# 1991 Glock 19.



## T. Webb (Aug 28, 2009)

I just picked up a 1991 Glock 19 from a client. Other than a thorough cleaning, is there anything else I need to know about the gun.


----------



## JeffWard (Aug 24, 2007)

T. Webb said:


> I just picked up a 1991 Glock 19 from a client. Other than a thorough cleaning, is there anything else I need to know about the gun.


Its a Glock... Clean, shoot, enjoy.

Jeff


----------



## DJ Niner (Oct 3, 2006)

T. Webb said:


> I just picked up a 1991 Glock 19 from a client. Other than a thorough cleaning, is there anything else I need to know about the gun.

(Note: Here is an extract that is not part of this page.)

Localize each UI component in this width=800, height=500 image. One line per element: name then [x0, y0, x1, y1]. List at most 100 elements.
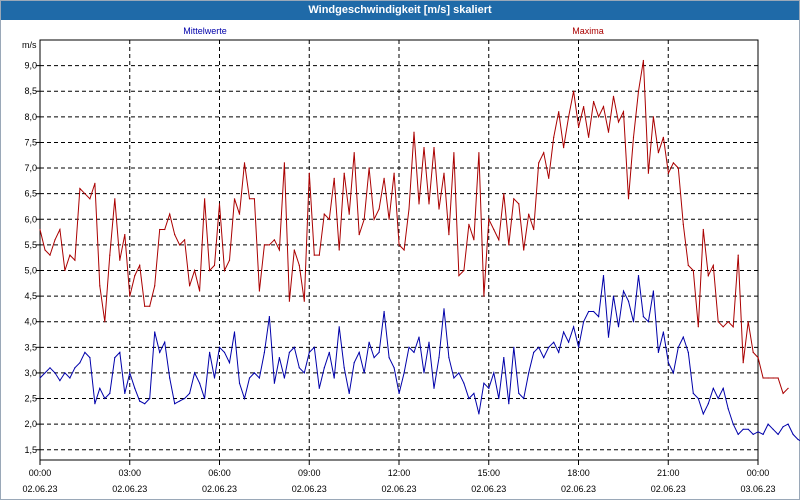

There was an "upgrade" issued through the factory many years ago, but I don't remember what the cut-off year was for the older guns they wanted to upgrade. If you call Glock, I'm sure they can tell you if yours needs updating.

Disclaimer: I'm a huge fan of Glock 9mms; not so much the other calibers. I had a G19 from about that time frame, and I used it hard for about a decade before it got traded-in for a newer model 17. Never had any problems or complaints with it. None. And I shot it regularly (averaged maybe 2000-3000 rounds of full-power ammunition every year).

The G19 is often considered a perfect compromise between shootability and ease of carry. I think it (along with the same size .40 caliber G23) are the most common choice of the one-Glock gun owner.

If it only has the original magazines, I'd recommend getting some new ones. The mags have been greatly improved over the years, and although the old ones would work fine with many hollowpoint loads (assuming the springs are still in good shape), the newest ones will work better/best, as well as being more likely to drop-free of the gun when the mag release is pressed (old ones were actually designed to stay in the gun and be pulled-out manually). If the old ones are still working well, you can keep them for target work with RN/FMJ loads, but I'd employ newer mags for any serious uses.

The sights are often considered the weak point in the basic Glock design. An upgrade from the stock plastic sights to metal ones, even glow-in-the-dark 3-dot nights sights like many police departments use, is a popular and useful add-on. Glock can do this for a fee (and will inspect your weapon and replace any worn parts while it's at the factory, for free); call Glock's customer service number for more info. Most gunsmiths will replace Glock sights also, but the charge will certainly be higher (maybe 2x or 3x as much as the factory).

To disassemble a Glock, you first have to pull the trigger to dry-fire it (this takes the spring tension off the striker/firing pin). If the gun is not carefully checked and cleared of all ammunition before EVERY disassembly session, you will put a hole in something (or someone), eventually. Get in the habit of checking it every time you pick it up, and double-check it before disassembly. Get all the ammo and loaded magazines out of the area/room where you will be working on it. This is actually common sense for disassembling ANY weapon, but the Glock design makes it particularly unforgiving in this area.

Enjoy your new-to-you Glock!


----------